Speaking of gifted children… another part of why I haven’t been writing is because I’m busy mommying. Henry’s 4 now, and we’re in full-swing on this whole homeschooling thing. We watch a lot of educational stuff on YouTube, read a ton of books (him reading to me almost as much as I read to him), and he plays so many games.  Dragonbox Numbers goes perfectly with BBC’s Numberblocks, btw.  Writing Wizard pairs brilliantly with a Magna Doodle. Monkey Word School Adventure (or any of the Monkey Preschool series) goes very nicely with Mommy getting to wash the dishes or take a shower in peace.  Of course, New Super Mario Wii & Wario Land Shake It! are no slouches in that department either.

But, perhaps the biggest reason that I haven’t been writing is because somewhere along the lines, I got this misguided, toxic notion that this blog is nothing more than narcissism, and that writing about my life is both self-indulgent and not particularly helpful to anyone but me. That shame spiral kept me real quiet and outwardly focused.

I have repeatedly considered taking this whole blog down and saving a copy of it, just in case I felt like reading it when I’m old, like I did with my LiveJournal (which, btw, is on a laptop I used during law school that I cannot get into because I cannot, for the life of me, remember my password. Oops.), but something always makes me hesitate.

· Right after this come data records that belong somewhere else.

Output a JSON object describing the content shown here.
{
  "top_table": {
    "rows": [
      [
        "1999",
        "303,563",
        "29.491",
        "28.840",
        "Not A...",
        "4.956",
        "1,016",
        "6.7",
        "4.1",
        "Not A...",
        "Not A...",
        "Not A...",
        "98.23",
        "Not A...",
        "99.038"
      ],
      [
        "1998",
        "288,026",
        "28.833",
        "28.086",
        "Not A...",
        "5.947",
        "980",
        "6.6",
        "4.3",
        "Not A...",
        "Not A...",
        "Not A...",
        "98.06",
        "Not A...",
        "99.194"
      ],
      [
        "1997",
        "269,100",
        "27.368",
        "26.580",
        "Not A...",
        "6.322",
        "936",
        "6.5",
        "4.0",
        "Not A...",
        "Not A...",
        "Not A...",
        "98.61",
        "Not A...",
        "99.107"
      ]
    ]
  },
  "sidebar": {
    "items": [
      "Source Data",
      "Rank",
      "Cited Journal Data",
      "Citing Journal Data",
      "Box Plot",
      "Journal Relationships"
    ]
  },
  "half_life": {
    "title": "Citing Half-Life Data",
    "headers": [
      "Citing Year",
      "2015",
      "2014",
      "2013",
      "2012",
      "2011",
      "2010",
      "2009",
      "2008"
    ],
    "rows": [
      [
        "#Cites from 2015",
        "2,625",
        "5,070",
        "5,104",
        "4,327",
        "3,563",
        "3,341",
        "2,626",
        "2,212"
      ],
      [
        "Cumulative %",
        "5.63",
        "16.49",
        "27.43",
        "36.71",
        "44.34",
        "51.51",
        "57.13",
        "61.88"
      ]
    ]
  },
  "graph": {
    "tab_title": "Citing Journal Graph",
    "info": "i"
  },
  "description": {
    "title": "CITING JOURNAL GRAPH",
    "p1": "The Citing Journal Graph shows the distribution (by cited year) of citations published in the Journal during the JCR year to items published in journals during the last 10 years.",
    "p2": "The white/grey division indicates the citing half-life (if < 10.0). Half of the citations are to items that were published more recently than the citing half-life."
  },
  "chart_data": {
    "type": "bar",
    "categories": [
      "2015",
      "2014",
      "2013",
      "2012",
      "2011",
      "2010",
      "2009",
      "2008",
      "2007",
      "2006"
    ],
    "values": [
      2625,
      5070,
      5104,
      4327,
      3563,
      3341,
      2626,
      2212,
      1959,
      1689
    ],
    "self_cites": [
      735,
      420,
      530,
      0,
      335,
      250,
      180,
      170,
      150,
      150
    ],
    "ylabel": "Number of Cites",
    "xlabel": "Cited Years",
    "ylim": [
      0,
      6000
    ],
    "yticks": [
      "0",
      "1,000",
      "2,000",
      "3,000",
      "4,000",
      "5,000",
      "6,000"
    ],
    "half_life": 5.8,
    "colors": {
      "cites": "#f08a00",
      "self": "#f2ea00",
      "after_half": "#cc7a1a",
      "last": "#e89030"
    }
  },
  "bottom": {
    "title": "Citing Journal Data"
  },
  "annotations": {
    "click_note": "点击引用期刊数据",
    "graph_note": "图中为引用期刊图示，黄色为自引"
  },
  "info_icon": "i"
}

Then, this past weekend, I got the notifications that I’d paid for re-upping the domain name and yearly domain pointing on WordPress, and was contacted by a total stranger who told me that my writing about MS and the ketogenic diet had positively influenced her. I thought that was pretty cool.

So, in the spirit of not being wasteful of money, thoughts, or opportunity, I’m going to make a real effort to write and remain both hopeful and vulnerable here. Thanks in advance for your patience with me while I dust off my digital quill and try to get out of my own head.